Mathematical Problems in Engineering
Volume 2012 (2012), Article ID 764760, 12 pages
Research Article

An Efficient Approach to Solve the Large-Scale Semidefinite Programming Problems

1College of Mechatronics and Automation, National University of Defense Technology, Changsha 410073, China
2College of Computer Science and Technology, Zhejiang University of Technology, Hangzhou 310023, China

Received 21 March 2011; Accepted 17 April 2011

Academic Editor: Shengyong Chen

Copyright © 2012 Yongbin Zheng et al. This is an open access article distributed under the Creative Commons Attribution License, which permits unrestricted use, distribution, and reproduction in any medium, provided the original work is properly cited.

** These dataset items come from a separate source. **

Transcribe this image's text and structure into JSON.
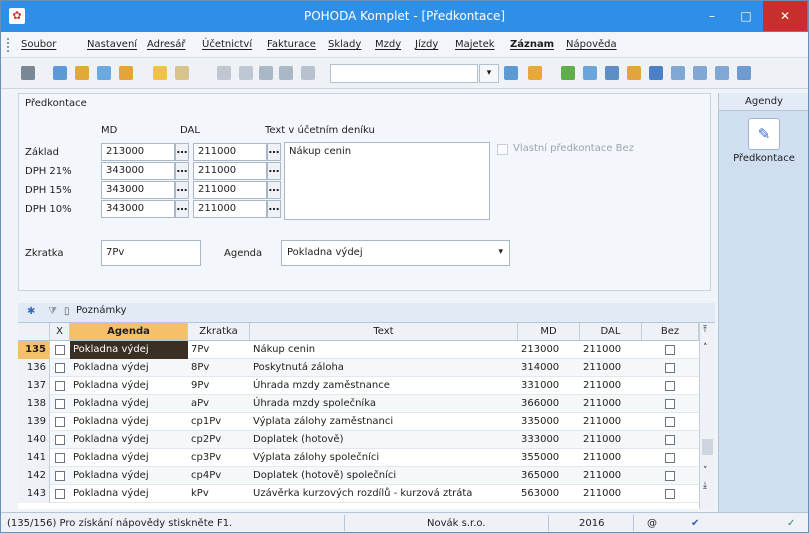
{
  "window": {
    "title": "POHODA Komplet - [Předkontace]",
    "min": "–",
    "max": "□",
    "close": "✕"
  },
  "menu": [
    "Soubor",
    "Nastavení",
    "Adresář",
    "Účetnictví",
    "Fakturace",
    "Sklady",
    "Mzdy",
    "Jízdy",
    "Majetek",
    "Záznam",
    "Nápověda"
  ],
  "form": {
    "title": "Předkontace",
    "col_md": "MD",
    "col_dal": "DAL",
    "col_text": "Text v účetním deníku",
    "rows": [
      {
        "label": "Základ",
        "md": "213000",
        "dal": "211000"
      },
      {
        "label": "DPH 21%",
        "md": "343000",
        "dal": "211000"
      },
      {
        "label": "DPH 15%",
        "md": "343000",
        "dal": "211000"
      },
      {
        "label": "DPH 10%",
        "md": "343000",
        "dal": "211000"
      }
    ],
    "text_value": "Nákup cenin",
    "vlastni_label": "Vlastní předkontace Bez",
    "zkratka_label": "Zkratka",
    "zkratka_value": "7Pv",
    "agenda_label": "Agenda",
    "agenda_value": "Pokladna výdej"
  },
  "agendas_panel": {
    "title": "Agendy",
    "item_label": "Předkontace"
  },
  "tab": {
    "label": "Poznámky"
  },
  "table": {
    "headers": [
      "X",
      "Agenda",
      "Zkratka",
      "Text",
      "MD",
      "DAL",
      "Bez"
    ],
    "rows": [
      {
        "num": "135",
        "agenda": "Pokladna výdej",
        "zkratka": "7Pv",
        "text": "Nákup cenin",
        "md": "213000",
        "dal": "211000"
      },
      {
        "num": "136",
        "agenda": "Pokladna výdej",
        "zkratka": "8Pv",
        "text": "Poskytnutá záloha",
        "md": "314000",
        "dal": "211000"
      },
      {
        "num": "137",
        "agenda": "Pokladna výdej",
        "zkratka": "9Pv",
        "text": "Úhrada mzdy zaměstnance",
        "md": "331000",
        "dal": "211000"
      },
      {
        "num": "138",
        "agenda": "Pokladna výdej",
        "zkratka": "aPv",
        "text": "Úhrada mzdy společníka",
        "md": "366000",
        "dal": "211000"
      },
      {
        "num": "139",
        "agenda": "Pokladna výdej",
        "zkratka": "cp1Pv",
        "text": "Výplata zálohy zaměstnanci",
        "md": "335000",
        "dal": "211000"
      },
      {
        "num": "140",
        "agenda": "Pokladna výdej",
        "zkratka": "cp2Pv",
        "text": "Doplatek (hotově)",
        "md": "333000",
        "dal": "211000"
      },
      {
        "num": "141",
        "agenda": "Pokladna výdej",
        "zkratka": "cp3Pv",
        "text": "Výplata zálohy společníci",
        "md": "355000",
        "dal": "211000"
      },
      {
        "num": "142",
        "agenda": "Pokladna výdej",
        "zkratka": "cp4Pv",
        "text": "Doplatek (hotově) společníci",
        "md": "365000",
        "dal": "211000"
      },
      {
        "num": "143",
        "agenda": "Pokladna výdej",
        "zkratka": "kPv",
        "text": "Uzávěrka kurzových rozdílů - kurzová ztráta",
        "md": "563000",
        "dal": "211000"
      }
    ]
  },
  "status": {
    "hint": "(135/156) Pro získání nápovědy stiskněte F1.",
    "company": "Novák s.r.o.",
    "year": "2016"
  }
}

Solving the large-scale problems with semidefinite programming (SDP) constraints is of great importance in modeling and model reduction of complex system, dynamical system, optimal control, computer vision, and machine learning. However, existing SDP solvers are of large complexities and thus unavailable to deal with large-scale problems. In this paper, we solve SDP using matrix generation, which is an extension of the classical column generation. The exponentiated gradient algorithm is also used to solve the special structure subproblem of matrix generation. The numerical experiments show that our approach is efficient and scales very well with the problem dimension. Furthermore, the proposed algorithm is applied for a clustering problem. The experimental results on real datasets imply that the proposed approach outperforms the traditional interior-point SDP solvers in terms of efficiency and scalability.